Bytely is a url shortener. The user inputs a source url, and the app creates a unique hashed link that redirects to the source.
You need Python 2.7^ and pip. If you don't have these, see how here. You also need psql, with a db named 'flocab' (or another table name set as an env variable - DB_NAME
$ git clone https://github.com/cgalbiati/bytely bytely
$ cd bytely
$ pip install -r requirements.txt
Build the JS
$ cd ./bytely/browser
npm install
webpack
To run on the development server:
$ ./manage.py runserver
$ ./manage.py test bytely
These are meant to be a sample, not a complete testing suite.
I chose my strategy to
I chose not to use any of Django's templating becuase I did not to send any data to the front end initially (only as the return of an ajax request for the short url). Instead, the base url serves an html document, which requests the JS bundle containing the React elements, etc, and all the templating is done through React.
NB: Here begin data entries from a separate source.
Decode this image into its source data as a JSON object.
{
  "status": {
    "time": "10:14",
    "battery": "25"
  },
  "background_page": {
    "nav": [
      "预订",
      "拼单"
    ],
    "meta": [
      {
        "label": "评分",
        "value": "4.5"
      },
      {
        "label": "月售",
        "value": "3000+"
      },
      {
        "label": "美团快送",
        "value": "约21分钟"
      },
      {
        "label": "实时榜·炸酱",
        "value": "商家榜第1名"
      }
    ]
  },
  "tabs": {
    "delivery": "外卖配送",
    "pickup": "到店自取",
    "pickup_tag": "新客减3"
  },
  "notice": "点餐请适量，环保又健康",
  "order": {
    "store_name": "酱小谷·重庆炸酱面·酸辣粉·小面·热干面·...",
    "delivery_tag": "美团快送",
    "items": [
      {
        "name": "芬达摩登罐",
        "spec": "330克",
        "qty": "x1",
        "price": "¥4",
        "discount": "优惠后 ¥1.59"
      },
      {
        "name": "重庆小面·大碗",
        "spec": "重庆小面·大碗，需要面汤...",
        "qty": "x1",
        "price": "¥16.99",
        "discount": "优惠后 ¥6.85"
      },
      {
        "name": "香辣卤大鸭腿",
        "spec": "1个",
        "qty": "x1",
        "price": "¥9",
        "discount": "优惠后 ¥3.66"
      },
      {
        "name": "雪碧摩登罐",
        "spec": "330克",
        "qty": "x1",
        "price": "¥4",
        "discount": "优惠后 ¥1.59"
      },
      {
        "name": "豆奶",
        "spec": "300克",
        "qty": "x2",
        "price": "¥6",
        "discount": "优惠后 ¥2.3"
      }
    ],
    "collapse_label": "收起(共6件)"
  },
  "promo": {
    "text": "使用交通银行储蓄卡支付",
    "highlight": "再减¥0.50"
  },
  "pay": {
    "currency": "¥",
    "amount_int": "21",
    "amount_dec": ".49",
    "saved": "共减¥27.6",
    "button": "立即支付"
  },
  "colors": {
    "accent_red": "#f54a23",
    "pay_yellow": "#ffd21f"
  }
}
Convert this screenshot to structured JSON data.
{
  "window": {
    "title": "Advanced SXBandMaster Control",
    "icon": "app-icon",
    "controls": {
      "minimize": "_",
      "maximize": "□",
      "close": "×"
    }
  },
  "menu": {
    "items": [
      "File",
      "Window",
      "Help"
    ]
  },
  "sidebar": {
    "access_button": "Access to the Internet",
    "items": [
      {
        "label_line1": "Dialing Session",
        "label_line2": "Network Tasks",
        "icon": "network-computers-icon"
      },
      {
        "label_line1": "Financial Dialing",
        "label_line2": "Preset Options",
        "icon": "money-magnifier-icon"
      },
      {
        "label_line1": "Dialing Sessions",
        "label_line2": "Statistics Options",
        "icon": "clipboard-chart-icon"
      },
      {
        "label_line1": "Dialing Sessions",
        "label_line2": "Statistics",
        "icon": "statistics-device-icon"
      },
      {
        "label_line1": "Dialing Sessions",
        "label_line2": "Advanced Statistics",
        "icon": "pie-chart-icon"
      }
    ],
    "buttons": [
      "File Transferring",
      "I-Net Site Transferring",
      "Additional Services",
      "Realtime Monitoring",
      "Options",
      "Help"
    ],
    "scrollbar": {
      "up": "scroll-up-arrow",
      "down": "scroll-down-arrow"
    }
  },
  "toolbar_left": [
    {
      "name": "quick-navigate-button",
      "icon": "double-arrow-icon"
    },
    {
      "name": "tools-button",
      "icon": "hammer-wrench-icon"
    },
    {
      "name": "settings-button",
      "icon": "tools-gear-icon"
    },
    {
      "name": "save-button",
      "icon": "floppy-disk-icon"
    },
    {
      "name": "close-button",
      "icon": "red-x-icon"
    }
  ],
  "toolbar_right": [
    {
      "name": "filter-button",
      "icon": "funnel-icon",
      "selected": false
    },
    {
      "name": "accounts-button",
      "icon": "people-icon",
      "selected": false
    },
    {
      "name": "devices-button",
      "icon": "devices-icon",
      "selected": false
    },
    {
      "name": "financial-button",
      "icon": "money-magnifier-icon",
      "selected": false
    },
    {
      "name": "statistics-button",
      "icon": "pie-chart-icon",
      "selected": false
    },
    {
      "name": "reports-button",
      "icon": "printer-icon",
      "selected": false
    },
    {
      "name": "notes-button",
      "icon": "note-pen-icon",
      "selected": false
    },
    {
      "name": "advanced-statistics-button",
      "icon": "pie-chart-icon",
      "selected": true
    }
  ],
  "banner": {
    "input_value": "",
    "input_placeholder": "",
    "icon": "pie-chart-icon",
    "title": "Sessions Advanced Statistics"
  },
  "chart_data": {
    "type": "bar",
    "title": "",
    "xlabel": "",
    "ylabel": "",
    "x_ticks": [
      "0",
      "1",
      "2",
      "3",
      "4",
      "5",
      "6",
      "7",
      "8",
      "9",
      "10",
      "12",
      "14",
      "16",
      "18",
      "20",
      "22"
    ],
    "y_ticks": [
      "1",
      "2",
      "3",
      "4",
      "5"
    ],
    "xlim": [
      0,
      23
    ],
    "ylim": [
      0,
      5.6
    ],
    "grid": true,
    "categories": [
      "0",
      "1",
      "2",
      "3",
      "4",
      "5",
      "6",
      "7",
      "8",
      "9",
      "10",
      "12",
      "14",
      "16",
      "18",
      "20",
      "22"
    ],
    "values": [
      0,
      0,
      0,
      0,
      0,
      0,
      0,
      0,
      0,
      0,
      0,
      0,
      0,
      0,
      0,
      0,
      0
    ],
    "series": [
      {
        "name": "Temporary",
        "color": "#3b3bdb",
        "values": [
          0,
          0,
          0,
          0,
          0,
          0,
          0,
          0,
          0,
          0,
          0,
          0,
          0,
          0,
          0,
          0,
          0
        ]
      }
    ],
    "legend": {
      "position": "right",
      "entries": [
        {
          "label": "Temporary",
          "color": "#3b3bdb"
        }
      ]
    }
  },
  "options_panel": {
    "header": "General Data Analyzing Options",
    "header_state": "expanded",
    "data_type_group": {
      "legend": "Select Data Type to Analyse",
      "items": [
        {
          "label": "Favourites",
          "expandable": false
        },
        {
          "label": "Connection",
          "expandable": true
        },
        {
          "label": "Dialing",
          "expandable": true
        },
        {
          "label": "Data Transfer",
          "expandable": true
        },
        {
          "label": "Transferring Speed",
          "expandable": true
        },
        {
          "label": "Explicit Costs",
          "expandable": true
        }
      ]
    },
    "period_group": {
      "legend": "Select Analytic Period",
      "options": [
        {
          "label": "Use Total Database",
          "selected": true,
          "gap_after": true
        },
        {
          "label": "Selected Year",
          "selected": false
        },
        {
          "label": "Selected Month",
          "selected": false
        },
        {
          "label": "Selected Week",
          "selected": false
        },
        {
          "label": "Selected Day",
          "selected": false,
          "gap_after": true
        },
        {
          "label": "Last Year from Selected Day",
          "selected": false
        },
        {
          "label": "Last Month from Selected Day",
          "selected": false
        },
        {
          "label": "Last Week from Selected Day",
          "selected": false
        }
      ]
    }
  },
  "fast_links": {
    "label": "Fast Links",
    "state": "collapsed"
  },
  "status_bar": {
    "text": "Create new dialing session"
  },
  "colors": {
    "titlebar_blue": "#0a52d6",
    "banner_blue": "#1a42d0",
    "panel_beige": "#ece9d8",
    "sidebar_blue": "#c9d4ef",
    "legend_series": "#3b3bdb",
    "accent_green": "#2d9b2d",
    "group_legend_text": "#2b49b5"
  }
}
I chose my hashing strategy to ensure short urls, while obscuring the generation algorithm (so that the links are not easilly guessable) and aiming for few duplicate urls in the database.
To make the short link, I hash the url using shaw224 becuase this algorithm has very low unintentional collision. (I would not expect too many people to try to manufacture colisions in this scenario, and if they did, they would just end up with longer links.) After hashing the url, I try to find the shortest slice starting from the front that is not already taken (or return the hash for the url if it is already in the database. I set it to max out at a length of four characters, and if it has not found an avalable hash, it rehashes, and increases the max length by one. In this way, it should be able to handle colisions. This would not find the shortest possible hash, but should be able to return reasonably short hashes for whatever size the existing data set is.
Other strategies considered were to count up in base 60 (guessable) or simply generate a reandom string (and try again if there was a colision). (And probably incerase the length as the data set grew) This would avoid the premature lengthening of hashes, but would make it slower to manage duplicates (because the hashes are primary keys, so it is fastest to search by that).